ACS Appl Mater Interfaces. 2015 Apr 22;7(15):8005-12. doi: 10.1021/acsami.5b00329. Epub 2015 Apr 13.
Smac-conjugated nanoparticle (Smac-NP) was designed to induce the apoptosis of cancer cells and as a drug carrier for combination therapy. It contained three parts, a SmacN7 peptide which could induce apoptosis of cancer cells by interacting with XIAPs, the cell penetrating domain rich in arginine, and four hydrophobic tails for self-assembled Smac-NP. We demonstrated that Smac-NPs exerted an antitumor effect in breast cancer cell MDA-MB-231 and nonsmall lung cancer (NSCLC) cell H460, which efficiently inhibited cancer cells proliferation without influencing normal liver cell lines LO2. Smac-NPs also significantly induced apoptosis of MDA-MB-231 and H460 cells through activating pro-caspase-3, down-regulating the expression of antiapoptotic protein Bcl-2 and up-regulating the pro-apoptotic protein Bax. Furthermore, Smac-NPs could be explored as a drug delivery system to load hydrophobic drug such as DOX for combination therapy. The DOX-loaded nanoparticles (DOX-Smac-NPs) exhibited higher cellular uptake efficiency and antitumor effect. Our work provided a new insight into therapeutic peptides integrated with drug simultaneously in one system for cancer combination treatment.
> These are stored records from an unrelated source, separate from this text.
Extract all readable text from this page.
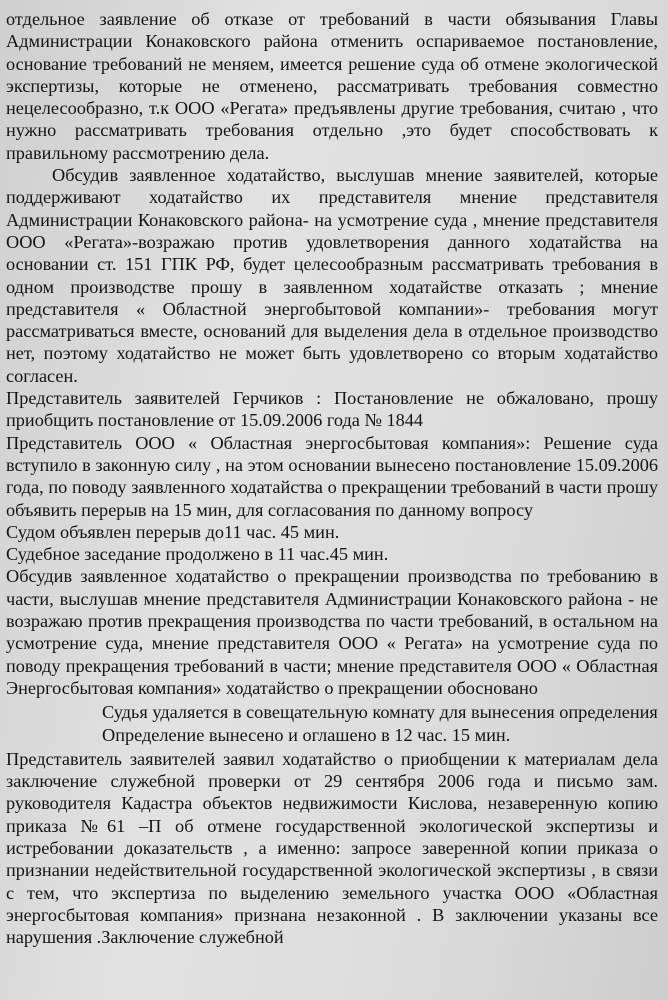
отдельное заявление об отказе от требований в части обязывания Главы Администрации Конаковского района отменить оспариваемое постановление, основание требований не меняем, имеется решение суда об отмене экологической экспертизы, которые не отменено, рассматривать требования совместно нецелесообразно, т.к ООО «Регата» предъявлены другие требования, считаю , что нужно рассматривать требования отдельно ,это будет способствовать к правильному рассмотрению дела.

Обсудив заявленное ходатайство, выслушав мнение заявителей, которые поддерживают ходатайство их представителя мнение представителя Администрации Конаковского района- на усмотрение суда , мнение представителя ООО «Регата»-возражаю против удовлетворения данного ходатайства на основании ст. 151 ГПК РФ, будет целесообразным рассматривать требования в одном производстве прошу в заявленном ходатайстве отказать ; мнение представителя « Областной энергобытовой компании»- требования могут рассматриваться вместе, оснований для выделения дела в отдельное производство нет, поэтому ходатайство не может быть удовлетворено со вторым ходатайство согласен.

Представитель заявителей Герчиков : Постановление не обжаловано, прошу приобщить постановление от 15.09.2006 года № 1844

Представитель ООО « Областная энергосбытовая компания»: Решение суда вступило в законную силу , на этом основании вынесено постановление 15.09.2006 года, по поводу заявленного ходатайства о прекращении требований в части прошу объявить перерыв на 15 мин, для согласования по данному вопросу

Судом объявлен перерыв до11 час. 45 мин.

Судебное заседание продолжено в 11 час.45 мин.

Обсудив заявленное ходатайство о прекращении производства по требованию в части, выслушав мнение представителя Администрации Конаковского района - не возражаю против прекращения производства по части требований, в остальном на усмотрение суда, мнение представителя ООО « Регата» на усмотрение суда по поводу прекращения требований в части; мнение представителя ООО « Областная Энергосбытовая компания» ходатайство о прекращении обосновано

Судья удаляется в совещательную комнату для вынесения определения

Определение вынесено и оглашено в 12 час. 15 мин.

Представитель заявителей заявил ходатайство о приобщении к материалам дела заключение служебной проверки от 29 сентября 2006 года и письмо зам. руководителя Кадастра объектов недвижимости Кислова, незаверенную копию приказа №61 –П об отмене государственной экологической экспертизы и истребовании доказательств , а именно: запросе заверенной копии приказа о признании недействительной государственной экологической экспертизы , в связи с тем, что экспертиза по выделению земельного участка ООО «Областная энергосбытовая компания» признана незаконной . В заключении указаны все нарушения .Заключение служебной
Smac-缀合纳米颗粒(Smac-NP)旨在诱导癌细胞凋亡,并作为联合治疗的药物载体。它包含三个部分:SmacN7 肽,通过与 XIAPs 相互作用诱导癌细胞凋亡;富含精氨酸的细胞穿透结构域;以及四个疏水尾用于自组装 Smac-NP。我们证明 Smac-NPs 在乳腺癌细胞 MDA-MB-231 和非小细胞肺癌(NSCLC)细胞 H460 中发挥了抗肿瘤作用,它能够有效地抑制癌细胞增殖,而不影响正常肝细胞系 LO2。Smac-NPs 还通过激活前胱冬酶-3、下调抗凋亡蛋白 Bcl-2 的表达和上调促凋亡蛋白 Bax,显著诱导 MDA-MB-231 和 H460 细胞凋亡。此外,Smac-NPs 可以被探索作为一种药物递送系统,用于装载疏水性药物,如 DOX,进行联合治疗。载 DOX 的纳米颗粒(DOX-Smac-NPs)表现出更高的细胞摄取效率和抗肿瘤效果。我们的工作为将治疗性肽与药物同时整合到一个系统中进行癌症联合治疗提供了新的思路。